Le front du « non »
Adoptée le 12 novembre, la révision de la Constitution ne fait pas l’unanimité. Parmi ses principaux pourfendeurs, le général Benyellès, qui ne craint pas de forcer le trait.
L’adoption, le 12 novembre, d’une révision de la Constitution permettant au président Abdelaziz Bouteflika de briguer un troisième mandat n’a pas tardé à faire débat. Premier à dégainer : le général à la retraite Rachid Benyellès. Cet ancien dignitaire (il a été chef d’état-major de la Marine nationale et ministre des Transports du président Chadli Bendjedid) a rompu avec le régime en octobre 1988, au lendemain de la répression des manifestations de jeunes.

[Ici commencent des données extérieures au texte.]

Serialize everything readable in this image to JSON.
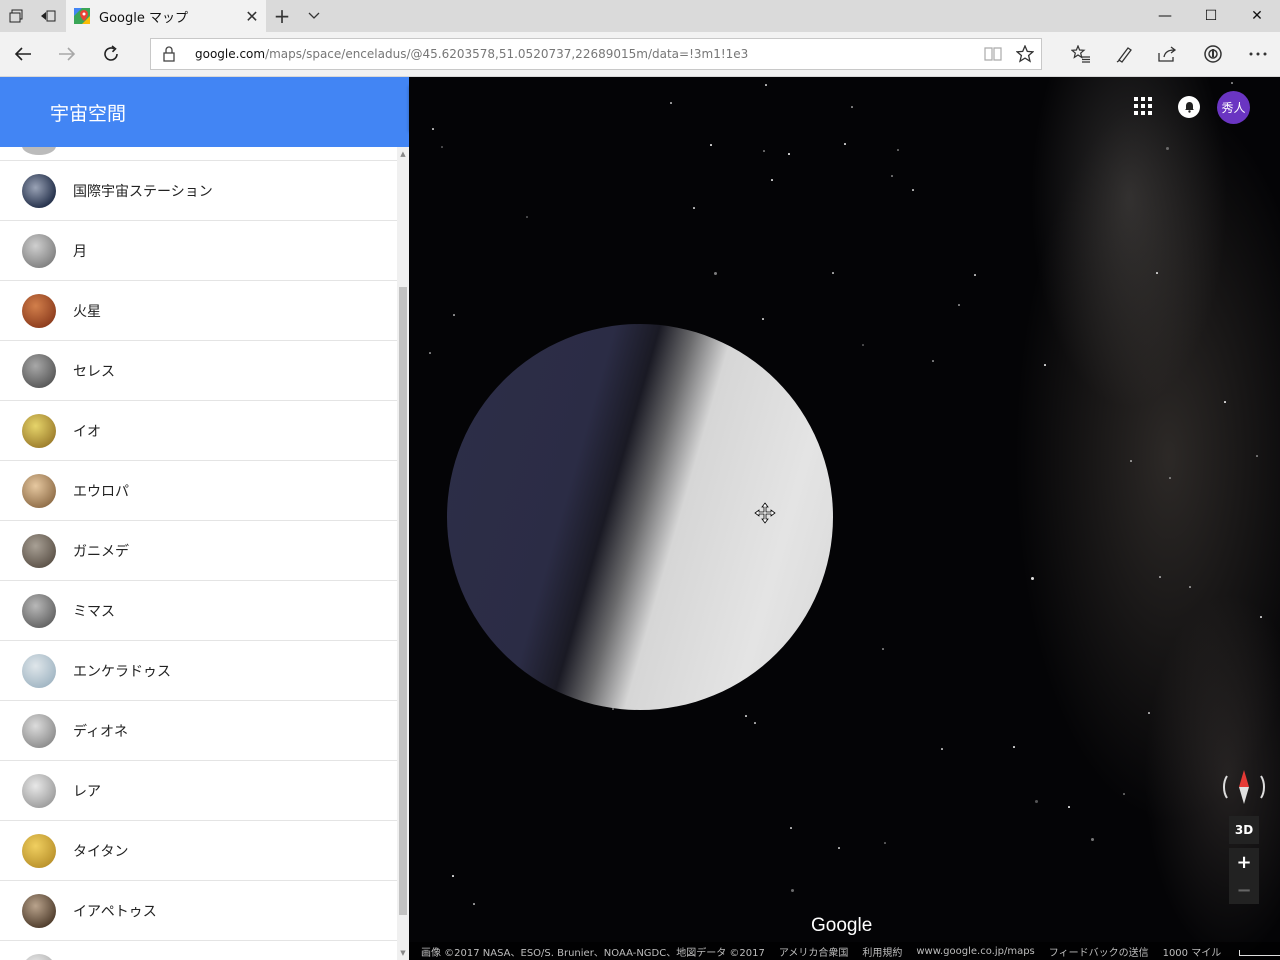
{
  "browser": {
    "tab_title": "Google マップ",
    "new_tab": "+",
    "tab_close": "✕",
    "url_domain": "google.com",
    "url_path": "/maps/space/enceladus/@45.6203578,51.0520737,22689015m/data=!3m1!1e3",
    "window": {
      "minimize": "—",
      "maximize": "☐",
      "close": "✕"
    }
  },
  "sidebar": {
    "title": "宇宙空間",
    "items": [
      {
        "label": "国際宇宙ステーション",
        "thumb": "iss"
      },
      {
        "label": "月",
        "thumb": "moon"
      },
      {
        "label": "火星",
        "thumb": "mars"
      },
      {
        "label": "セレス",
        "thumb": "ceres"
      },
      {
        "label": "イオ",
        "thumb": "io"
      },
      {
        "label": "エウロパ",
        "thumb": "europa"
      },
      {
        "label": "ガニメデ",
        "thumb": "ganymede"
      },
      {
        "label": "ミマス",
        "thumb": "mimas"
      },
      {
        "label": "エンケラドゥス",
        "thumb": "enceladus"
      },
      {
        "label": "ディオネ",
        "thumb": "dione"
      },
      {
        "label": "レア",
        "thumb": "rhea"
      },
      {
        "label": "タイタン",
        "thumb": "titan"
      },
      {
        "label": "イアペトゥス",
        "thumb": "iapetus"
      }
    ]
  },
  "map": {
    "avatar_label": "秀人",
    "btn_3d": "3D",
    "zoom_in": "+",
    "zoom_out": "−",
    "logo": "Google",
    "footer": {
      "attribution": "画像 ©2017 NASA、ESO/S. Brunier、NOAA-NGDC、地図データ ©2017",
      "region": "アメリカ合衆国",
      "terms": "利用規約",
      "site": "www.google.co.jp/maps",
      "feedback": "フィードバックの送信",
      "scale": "1000 マイル"
    }
  },
  "colors": {
    "header_blue": "#4285f4",
    "avatar_purple": "#6a35c2"
  }
}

Farouchement opposé à Abdelaziz Bouteflika, le général Benyellès, 68 ans, a choisi, dans un premier temps, la presse nationale francophone (El Watan) et arabophone (El Khabar), puis la presse française (le quotidien Le Monde dans son édition du 11 novembre) pour rendre public un pamphlet intitulé « Non à la présidence à vie ! » Dressant un bilan sombre des deux mandats du chef de l’État, Rachid Benyellès déplore que « la démocratie et l’alternance ne [fassent] pas partie du lexique de l’Algérie de M. Bouteflika, ni de celui de toutes les contrées arabes, qui, sans exception, demeurent dirigées par des régimes autocratiques ». À la décharge de celles-ci, leurs dirigeants peuvent se prévaloir de réalisations à faire « pâlir d’envie nos concitoyens ». Le général à la retraite évoque une non-gouvernance ayant abouti à un recul des indices de développement humain et des libertés publiques. Résultat : « des institutions marginalisées », des partis politiques qualifiés de « coquilles vides ».
La réponse à ce réquisitoire n’est venue ni de l’Alliance présidentielle ni d’un intellectuel réputé proche d’Abdelaziz Bouteflika. Ali Mebroukine, 53 ans, universitaire, avocat et ex-chargé de mission du président Liamine Zéroual, a publié, le 15 novembre, une tribune dans Le Quotidien d’Oran, où il reproche au général à la retraite de ne se manifester, depuis 1999, que tous les cinq ans, à l’approche de chaque élection présidentielle. Il reproche à l’ex-officier supérieur, comme à de nombreux anciens dirigeants, « des incursions médiatiques ciblées dont le tempo [est] réglé pour la circonstance », alors qu’on attend d’eux une plus grande implication par la création d’espaces de dialogue, « qu’ils animent des clubs de réflexion non pas pour s’opposer systématiquement au pouvoir en place mais pour lui suggérer des alternatives appropriées ».
On ne peut imputer la faillite du système au seul Bouteflika
Loin de partager l’idée de l’imminence d’une apocalypse pour l’Algérie, Ali Mebroukine ne défend pas pour autant Abdelaziz Bouteflika aveuglément. Mais il récuse l’analyse qui consiste à imputer la faillite d’un système qui gouverne le pays depuis 1962 au seul président de la République et à considérer que tous les maux dont souffre l’Algérie sont nés en 1999, année du retour aux affaires de Bouteflika après une éclipse de vingt ans. Sans sombrer dans le plaidoyer courtisan, Ali Mebroukine démonte, une à une, les attaques de Rachid Benyellès à propos de « la dégradation de la situation sécuritaire, de la détérioration de la situation des droits de l’homme, enfin de la tiédeur des investisseurs étrangers à l’égard de notre pays ».
À ceux qui, comme Rachid Benyellès, ou le quotidien El Watan, présentent le scrutin présidentiel de 2009 comme une élection fermée, l’universitaire assure qu’une alternative à Abdelaziz Bouteflika, 71 ans, existe : Liamine Zéroual, 68 ans (« l’âge du général de Gaulle en mai 1958 », précise-t-il), général à la retraite, ex-président de la République, élu en 1995 et démissionnaire trois ans plus tard. « Si Rachid Benyellès et bien d’autres redoutent autant qu’ils le prétendent un nouveau mandat de Bouteflika, qu’ils se mobilisent […] pour appeler à une candidature du démocrate Liamine Zéroual. » Seulement voilà, l’intéressé coule une retraite paisible dans sa ville natale, Batna, loin du bruit et de la fureur de la capitale.